Dans le communiqué résumant une partie des évènements significatifs déclarés par la centrale nucléaire en juin, il est mentionné qu’un contrôle d’étanchéité réalisé en mars sur un groupe-froid du réacteur 1 n’a fait état d’aucune fuite. Mais qu’un autre contrôle réalisé 2 mois plus tard a détectée une fuite. Au total, 270 kg de liquide de refroidissement manquent dans le groupe-froid. EDF a déclaré aux autorités un nouveau dépassement de la limite autorisée.
L’industriel ne mentionne pas la somme totale des fuites cumulées de liquides frigorigènes et aucun lien n’est fait entre ses différentes déclarations. Mais le bilan à la fin juin (263 + 270 = 533 kg) est très largement au delà de la limite autorisée.
Au delà du caractère segmenté des informations communiquées par EDF qui ne favorise pas une vision d’ensemble, la quantité de fluides frigorigène perdue en seulement six mois (plus de 5 fois la limite annuelle) à de quoi interroger. Sachant que l’année est loin d’être terminée, on peut s’attendre à de nouvelles "pertes" et le bilan "d’émissions" de fluides frigorigènes de la centrale de Paluel s’en trouvera encore alourdi. EDF se donne-t-il vraiment les moyens de préserver au mieux l’environnement ?
L.B.
Emission de fluide frigorigène supérieur à 100 kg
Le 15 mars 2022, un contrôle trimestriel met en évidence des pertes de fluide frigorigène* sur un des groupes froids. Une intervention est réalisée à partir du 22 mars lorsque l’unité de production n°4 est mise à l’arrêt pour visite partielle. Les émissions successives, sur plusieurs semaines, font état d’une perte globale de 150 kg.

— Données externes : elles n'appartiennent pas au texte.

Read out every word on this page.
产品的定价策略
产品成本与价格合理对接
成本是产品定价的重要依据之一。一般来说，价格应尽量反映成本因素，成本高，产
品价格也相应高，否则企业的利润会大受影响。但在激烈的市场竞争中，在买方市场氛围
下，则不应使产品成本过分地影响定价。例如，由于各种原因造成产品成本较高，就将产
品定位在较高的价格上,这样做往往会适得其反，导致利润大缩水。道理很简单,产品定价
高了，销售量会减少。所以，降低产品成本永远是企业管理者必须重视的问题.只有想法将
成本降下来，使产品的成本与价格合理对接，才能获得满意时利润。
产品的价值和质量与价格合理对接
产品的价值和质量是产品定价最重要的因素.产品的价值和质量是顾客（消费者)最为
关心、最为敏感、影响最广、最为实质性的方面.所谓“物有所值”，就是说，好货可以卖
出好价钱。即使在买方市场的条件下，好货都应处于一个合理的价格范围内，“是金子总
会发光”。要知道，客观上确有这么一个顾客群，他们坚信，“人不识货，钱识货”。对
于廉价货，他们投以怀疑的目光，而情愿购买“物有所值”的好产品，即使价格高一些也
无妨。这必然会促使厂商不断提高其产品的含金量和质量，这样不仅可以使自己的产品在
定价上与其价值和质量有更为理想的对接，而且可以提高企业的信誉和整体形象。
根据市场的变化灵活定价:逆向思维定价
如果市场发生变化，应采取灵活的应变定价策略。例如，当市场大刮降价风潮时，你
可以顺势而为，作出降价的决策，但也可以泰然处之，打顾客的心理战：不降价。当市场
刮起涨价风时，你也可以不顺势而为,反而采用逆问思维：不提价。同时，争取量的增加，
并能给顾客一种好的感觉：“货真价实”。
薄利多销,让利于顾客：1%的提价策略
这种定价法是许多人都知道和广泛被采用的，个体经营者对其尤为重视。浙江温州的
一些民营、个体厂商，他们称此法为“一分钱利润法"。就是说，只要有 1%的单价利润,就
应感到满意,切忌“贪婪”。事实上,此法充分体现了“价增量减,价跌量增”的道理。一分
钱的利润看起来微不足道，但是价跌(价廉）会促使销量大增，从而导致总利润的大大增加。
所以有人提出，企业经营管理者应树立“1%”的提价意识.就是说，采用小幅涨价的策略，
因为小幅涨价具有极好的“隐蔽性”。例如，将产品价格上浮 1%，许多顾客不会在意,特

Le dépassement du seuil règlementaire de 100 kg/an a conduit le site à déclarer à l’Autorité de sûreté nucléaire, un événement significatif pour l’environnement (ESE) en mai 2022.
*Dans une installation industrielle, les fluides frigorigènes sont utilisés dans les systèmes de production de froid. Ils permettent le refroidissement et la climatisation de différents matériels.

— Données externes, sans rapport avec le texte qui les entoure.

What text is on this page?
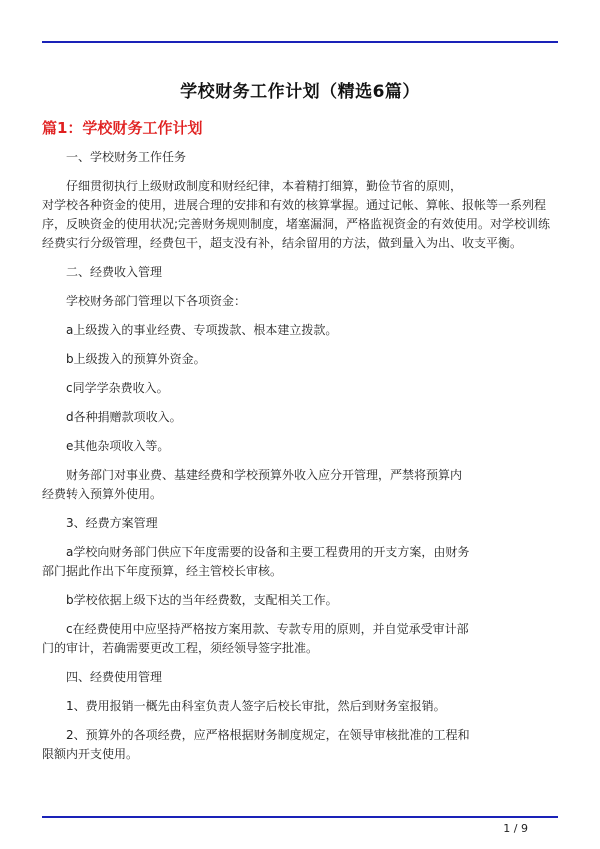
学校财务工作计划（精选6篇）
篇1：学校财务工作计划

一、学校财务工作任务

仔细贯彻执行上级财政制度和财经纪律，本着精打细算，勤俭节省的原则，
对学校各种资金的使用，进展合理的安排和有效的核算掌握。通过记帐、算帐、报帐等一系列程序，反映资金的使用状况;完善财务规则制度，堵塞漏洞，严格监视资金的有效使用。对学校训练经费实行分级管理，经费包干，超支没有补，结余留用的方法，做到量入为出、收支平衡。

二、经费收入管理

学校财务部门管理以下各项资金：

a上级拨入的事业经费、专项拨款、根本建立拨款。

b上级拨入的预算外资金。

c同学学杂费收入。

d各种捐赠款项收入。

e其他杂项收入等。

财务部门对事业费、基建经费和学校预算外收入应分开管理，严禁将预算内
经费转入预算外使用。

3、经费方案管理

a学校向财务部门供应下年度需要的设备和主要工程费用的开支方案，由财务
部门据此作出下年度预算，经主管校长审核。

b学校依据上级下达的当年经费数，支配相关工作。

c在经费使用中应坚持严格按方案用款、专款专用的原则，并自觉承受审计部
门的审计，若确需要更改工程，须经领导签字批准。

四、经费使用管理

1、费用报销一概先由科室负责人签字后校长审批，然后到财务室报销。

2、预算外的各项经费，应严格根据财务制度规定，在领导审核批准的工程和
限额内开支使用。

1 / 9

Emission de fluide frigorigène entrainant le dépassement de la limite règlementaire
Dans une installation industrielle, les fluides frigorigènes sont utilisés dans les systèmes de production de froid. Ils permettent le refroidissement et la climatisation de différents matériels et locaux. Les opérations de contrôle et de maintenance réalisées régulièrement sur les groupes frigorifiques permettent de contrôler leur bon fonctionnement et l’absence d’émission de fluides frigorigènes.

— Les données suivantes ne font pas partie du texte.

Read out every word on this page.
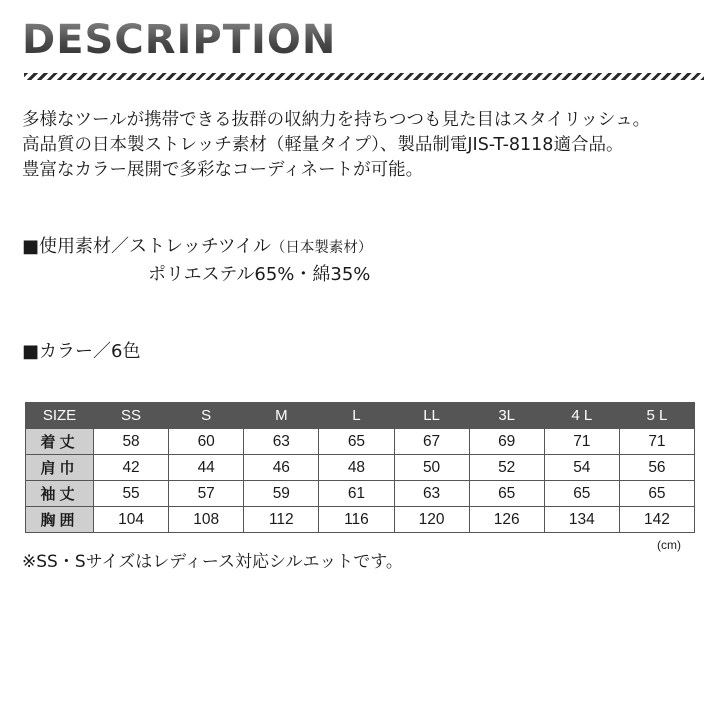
DESCRIPTION
多様なツールが携帯できる抜群の収納力を持ちつつも見た目はスタイリッシュ。
高品質の日本製ストレッチ素材（軽量タイプ）、製品制電JIS-T-8118適合品。
豊富なカラー展開で多彩なコーディネートが可能。
■使用素材／ストレッチツイル（日本製素材）
ポリエステル65%・綿35%
■カラー／6色
SIZE	SS	S	M	L	LL	3L	4 L	5 L
着丈	58	60	63	65	67	69	71	71
肩巾	42	44	46	48	50	52	54	56
袖丈	55	57	59	61	63	65	65	65
胸囲	104	108	112	116	120	126	134	142
(cm)
※SS・Sサイズはレディース対応シルエットです。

Le 15 mars 2022, les équipes de la centrale nucléaire Paluel réalisent le contrôle trimestriel d’étanchéité des groupes frigorifiques de l’unité de production d’électricité n°1. Ce dernier se révèle satisfaisant et aucune fuite de fluide frigorigène n’ait détecté.
Le 13 juin 2022, un nouveau contrôle d’étanchéité des groupes frigorifiques de l’unité de production d’électricité n°1 est réalisé. Lors de cette opération, une fuite invisible à l’œil nu est détectée sur l’un des groupes. Une intervention permettant la remise en conformité du matériel est alors immédiatement engagée.
Le 15 juin 2022, le pesage du fluide frigorigène met en évidence une perte de 270kg de fluide par rapport à la quantité initialement contenue dans le groupe frigorifique.
Bien que cet événement n’a eu aucune conséquence sur la sûreté, le fonctionnement des installations, ni la santé des salariés, il constitue un dépassement de la limite réglementaire fixée à 100kg/an d’émission de fluide frigorigène.
La direction de la centrale nucléaire de Paluel a donc déclaré, le 17 juin 2022, un événement significatif environnement à l’Autorité de sûreté nucléaire.